La operación también reporta flujos positivos para la caja de la administración regional. Además de los 300 millones abonados por WP Carey, la Junta ahorrará 43,8 millones -a razón de 2,2 millones anuales- en gastos de mantenimiento y el pago del IBI y seguros, que corren a cargo del arrendador. Asimismo, recuperará el 50% del IVA que le corresponde por el modelo de financiación autonómica -57,7 millones-. También ha ingresado ya los seis millones de la liquidación del Impuesto de Actos Jurídicos Documentados por la escritura de la operación. En total, los flujos positivos en la caja de la Junta ascenderán a 407,1 millones de euros, según el órgano fiscalizador.

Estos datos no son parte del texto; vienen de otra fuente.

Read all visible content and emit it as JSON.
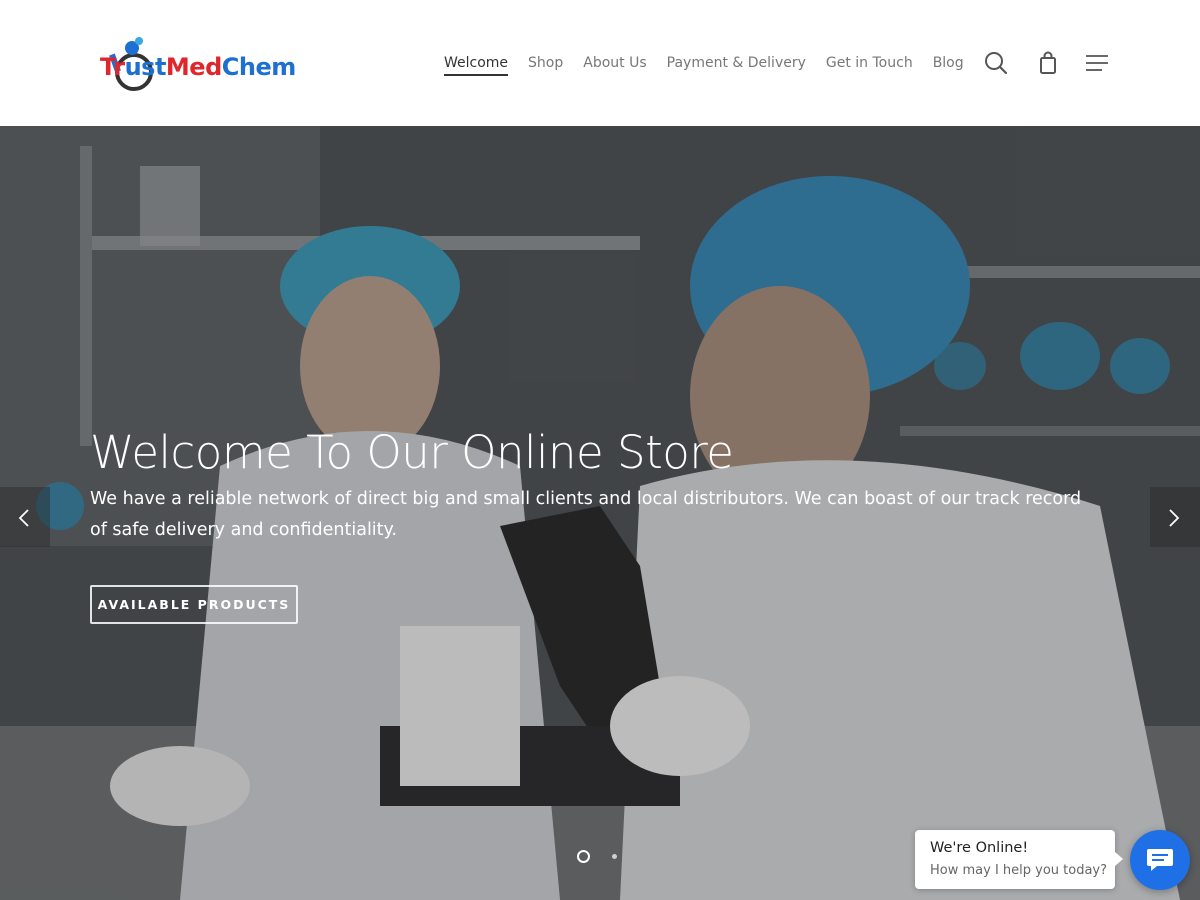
{
  "brand": {
    "logo_parts": [
      "Tr",
      "ust",
      "Med",
      "Chem"
    ],
    "logo_colors": [
      "#e0262b",
      "#1d6fd1"
    ]
  },
  "nav": {
    "items": [
      {
        "label": "Welcome",
        "active": true
      },
      {
        "label": "Shop"
      },
      {
        "label": "About Us"
      },
      {
        "label": "Payment & Delivery"
      },
      {
        "label": "Get in Touch"
      },
      {
        "label": "Blog"
      }
    ],
    "icons": [
      "search-icon",
      "shopping-bag-icon",
      "menu-icon"
    ]
  },
  "hero": {
    "title": "Welcome To Our Online Store",
    "description": "We have a reliable network of direct big and small clients and local distributors. We can boast of our track record of safe delivery and confidentiality.",
    "button_label": "AVAILABLE PRODUCTS",
    "slides_total": 2,
    "slide_active": 1
  },
  "chat": {
    "title": "We're Online!",
    "subtitle": "How may I help you today?",
    "accent": "#1f6fe6"
  }
}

La Cámara de Cuentas también detecta un error contable de 81,4 millones de euros en la valoración de uno de los inmuebles transferidos. Esto supuso que la Junta se adjudicara una pérdida patrimonial de 112 millones -resultante de la diferencia entre los 412 millones del valor en libros de los inmuebles y los 300 millones ingresados efectivamente por su enajenación- cuando en realidad la pérdida patrimonial neta se situó en 30,9 millones. Además, recuerda que a partir de 2034 la Junta dejará de ocupar las oficinas enajenadas, según el contrato suscrito con JP Carey. "Por tanto, deberán considerarse estrategias o planes para seguir prestando esos servicios", señala el informe. Pasados los veinte años, la Junta puede recomprar estos edificios, aunque no tiene derecho de compra preferente porque computaría como deuda de cara al objetivo de déficit.

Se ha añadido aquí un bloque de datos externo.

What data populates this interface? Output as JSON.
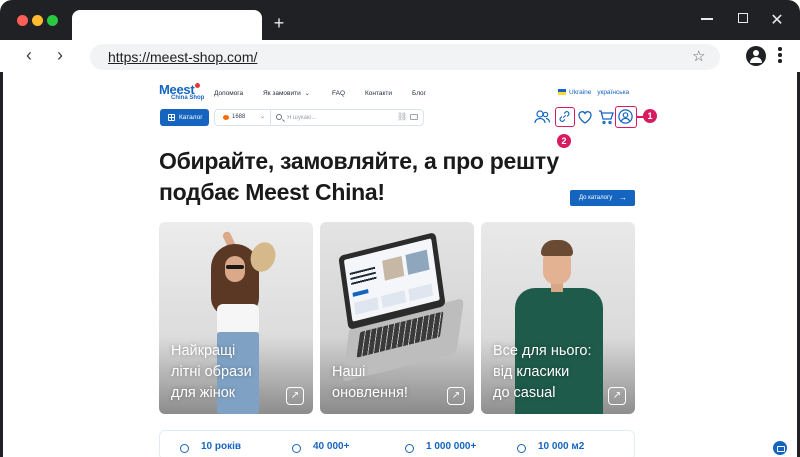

La Consejería de Hacienda defendió ayer la utilidad de la operación para lograr ingresos en un momento de crisis y sostener los servicios públicos "a pesar de los recortes aprobados por el Gobierno estatal y la imposición de una senda de consolidación fiscal injusta". El departamento dirigido por María Jesús Montero aseveró que la enajenación de inmuebles "respetó todas las prerrogativas legales y se hizo a valor de mercado, sin quebranto para las arcas públicas". "Permitió a la Junta de Andalucía cerrar 2014 con un déficit y una deuda inferiores al conjunto de las comunidades autónomas, a pesar de recibir 1.079 millones menos del modelo de financiación autonómico", subrayó el gobierno andaluz, que incidió en que las condiciones fueron mejores que las logradas por Madrid o Cataluña en operaciones similares. "El tipo mínimo de actualización de la renta, el 1,5%, es la mitad del ofrecido por la mayoría de las ofertas recibidos, además de estar muy por debajo de la variación media en el periodo inmediatamente anterior (2002-2013)", defendió.